O xadrez das sanções comerciais só está começando. Cada
parte tem poder de
causar dano à outra. Para a Europa, a crise com a Rússia já
teve um custo: as
previsões do FMI calculavam um crescimento de 1,1% no âmbito
da UE. Agora, com
a crise batendo à porta, as previsões baixaram para 0,6%.
Esta previsão não
contempla ainda as medidas que afetarão durante um ano o
setor agroalimentar.
Desde março passado, quando a Crimeia foi anexada pela
Rússia, dois bancos
europeus envolvidos em grandes negócios com Moscou, o francês
Société Générale
e o alemão Deutsche Bank, sofreram perdas de 19,5% e 22,4%.

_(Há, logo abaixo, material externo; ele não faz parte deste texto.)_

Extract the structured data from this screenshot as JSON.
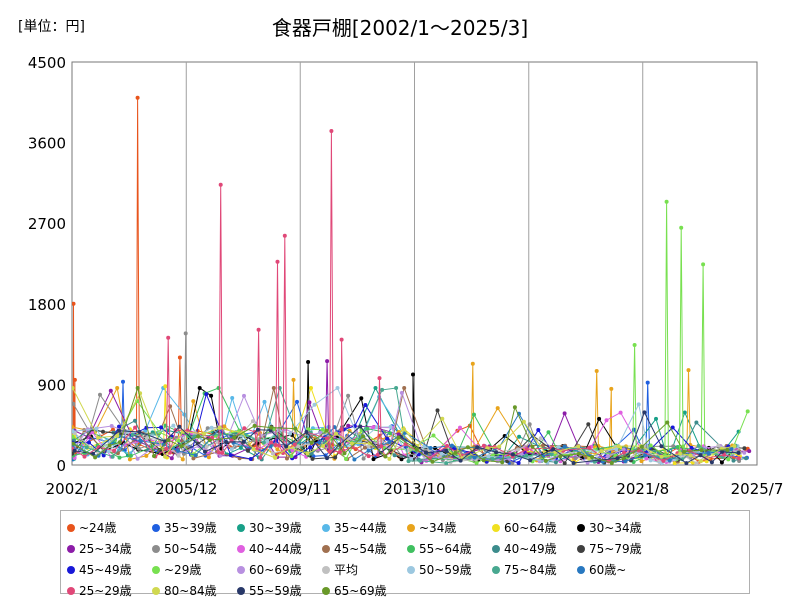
{
  "chart_data": {
    "type": "line",
    "title": "食器戸棚[2002/1～2025/3]",
    "unit_label": "[単位：円]",
    "xlabel": "",
    "ylabel": "",
    "ylim": [
      0,
      4500
    ],
    "y_ticks": [
      "0",
      "900",
      "1800",
      "2700",
      "3600",
      "4500"
    ],
    "x_range": [
      2002.0,
      2025.5
    ],
    "x_ticks": [
      {
        "label": "2002/1",
        "x": 2002.0
      },
      {
        "label": "2005/12",
        "x": 2005.92
      },
      {
        "label": "2009/11",
        "x": 2009.83
      },
      {
        "label": "2013/10",
        "x": 2013.75
      },
      {
        "label": "2017/9",
        "x": 2017.67
      },
      {
        "label": "2021/8",
        "x": 2021.58
      },
      {
        "label": "2025/7",
        "x": 2025.5
      }
    ],
    "grid": "vertical",
    "legend_position": "bottom",
    "series": [
      {
        "name": "~24歳",
        "color": "#e8541c",
        "peaks": [
          [
            2002.05,
            1800
          ],
          [
            2002.1,
            950
          ],
          [
            2004.25,
            4100
          ],
          [
            2005.7,
            1200
          ]
        ]
      },
      {
        "name": "35~39歳",
        "color": "#1f5fe0",
        "peaks": [
          [
            2003.75,
            930
          ],
          [
            2021.75,
            920
          ]
        ]
      },
      {
        "name": "30~39歳",
        "color": "#18a088",
        "peaks": []
      },
      {
        "name": "35~44歳",
        "color": "#58b8e8",
        "peaks": []
      },
      {
        "name": "~34歳",
        "color": "#e8a41c",
        "peaks": [
          [
            2009.6,
            950
          ],
          [
            2015.75,
            1130
          ],
          [
            2020.0,
            1050
          ],
          [
            2020.5,
            850
          ],
          [
            2023.15,
            1060
          ]
        ]
      },
      {
        "name": "60~64歳",
        "color": "#f0e020",
        "peaks": [
          [
            2005.2,
            880
          ]
        ]
      },
      {
        "name": "30~34歳",
        "color": "#000000",
        "peaks": [
          [
            2010.1,
            1150
          ],
          [
            2013.7,
            1010
          ]
        ]
      },
      {
        "name": "25~34歳",
        "color": "#8c1ca8",
        "peaks": [
          [
            2010.75,
            1160
          ]
        ]
      },
      {
        "name": "50~54歳",
        "color": "#8c8c8c",
        "peaks": [
          [
            2005.9,
            1470
          ]
        ]
      },
      {
        "name": "40~44歳",
        "color": "#e060e0",
        "peaks": []
      },
      {
        "name": "45~54歳",
        "color": "#a07050",
        "peaks": []
      },
      {
        "name": "55~64歳",
        "color": "#40c060",
        "peaks": []
      },
      {
        "name": "40~49歳",
        "color": "#3c8c8c",
        "peaks": []
      },
      {
        "name": "75~79歳",
        "color": "#404040",
        "peaks": []
      },
      {
        "name": "45~49歳",
        "color": "#1818d8",
        "peaks": []
      },
      {
        "name": "~29歳",
        "color": "#78e050",
        "peaks": [
          [
            2021.3,
            1340
          ],
          [
            2022.4,
            2940
          ],
          [
            2022.9,
            2650
          ],
          [
            2023.65,
            2240
          ]
        ]
      },
      {
        "name": "60~69歳",
        "color": "#b890e0",
        "peaks": []
      },
      {
        "name": "平均",
        "color": "#c0c0c0",
        "peaks": []
      },
      {
        "name": "50~59歳",
        "color": "#9cc8e0",
        "peaks": []
      },
      {
        "name": "75~84歳",
        "color": "#48a890",
        "peaks": []
      },
      {
        "name": "60歳~",
        "color": "#2878c0",
        "peaks": []
      },
      {
        "name": "25~29歳",
        "color": "#e04878",
        "peaks": [
          [
            2005.3,
            1420
          ],
          [
            2007.1,
            3130
          ],
          [
            2008.4,
            1510
          ],
          [
            2009.05,
            2270
          ],
          [
            2009.3,
            2560
          ],
          [
            2010.9,
            3730
          ],
          [
            2011.25,
            1400
          ],
          [
            2012.55,
            970
          ]
        ]
      },
      {
        "name": "80~84歳",
        "color": "#d0d850",
        "peaks": []
      },
      {
        "name": "55~59歳",
        "color": "#283868",
        "peaks": []
      },
      {
        "name": "65~69歳",
        "color": "#689828",
        "peaks": []
      }
    ]
  }
}
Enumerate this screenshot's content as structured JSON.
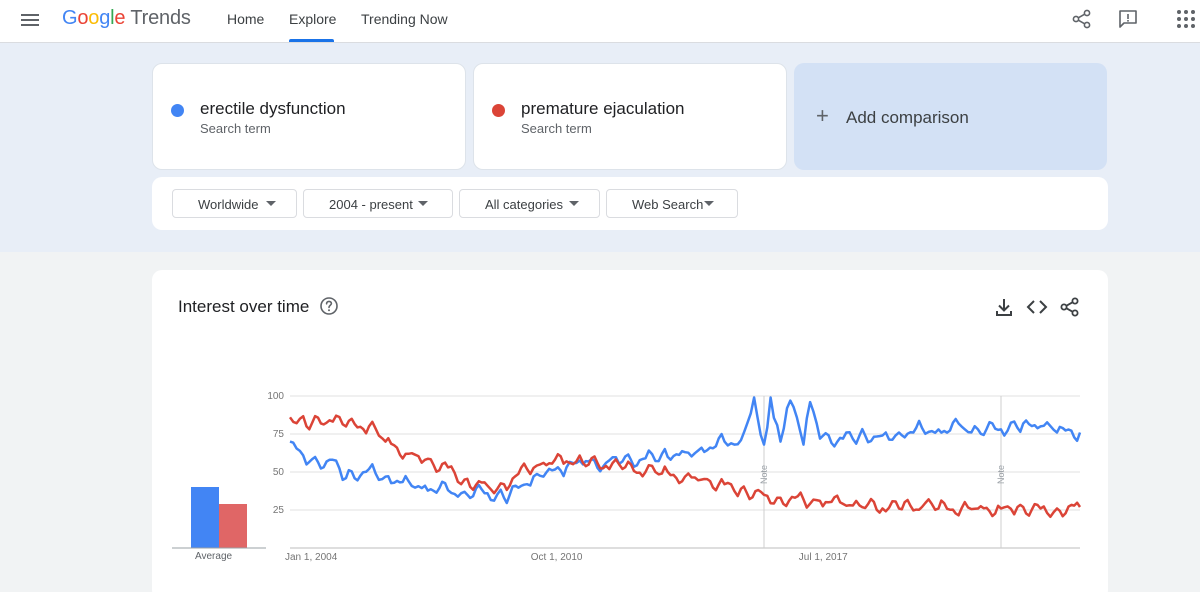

A guerra comercial é um péssimo negócio para todos os atores
deste crescente
antagonismo. Os receosos mercados financeiros não tardaram
em reagir. Nos
últimos dois meses, a bolsa de Paris perdeu 10%. Mas precisa
é a leitura do
chamado "índice bursátil do medo", o Vix, cuja
missão consiste em medir a
volatilidade dos investimentos. O Vix subiu 16 pontos desde
o início de agosto. A
tensão na Ucrânia e as sucessivas situações de crise que
foram se acumulando
romperam o quase idílio entre Rússia e Ocidente. Ninguém
conhece a extensão
dessa ruptura.
A Rússia e o Ocidente podem perfeitamente normalizar suas
relações segundo a
evolução do conflito na Ucrância e de acordo com os efeitos
que o jogo de sanções
e contra-sanções provoque nas respectivas economias. Tudo
pode se complicar e
beneficiar atores periféricos como Brasil, Argentina, Chile
ou México. A confrontação
demonstra uma vez mais que o mundo está passando por um
redesenho profundo
da mecânica com a qual funcionou até hoje.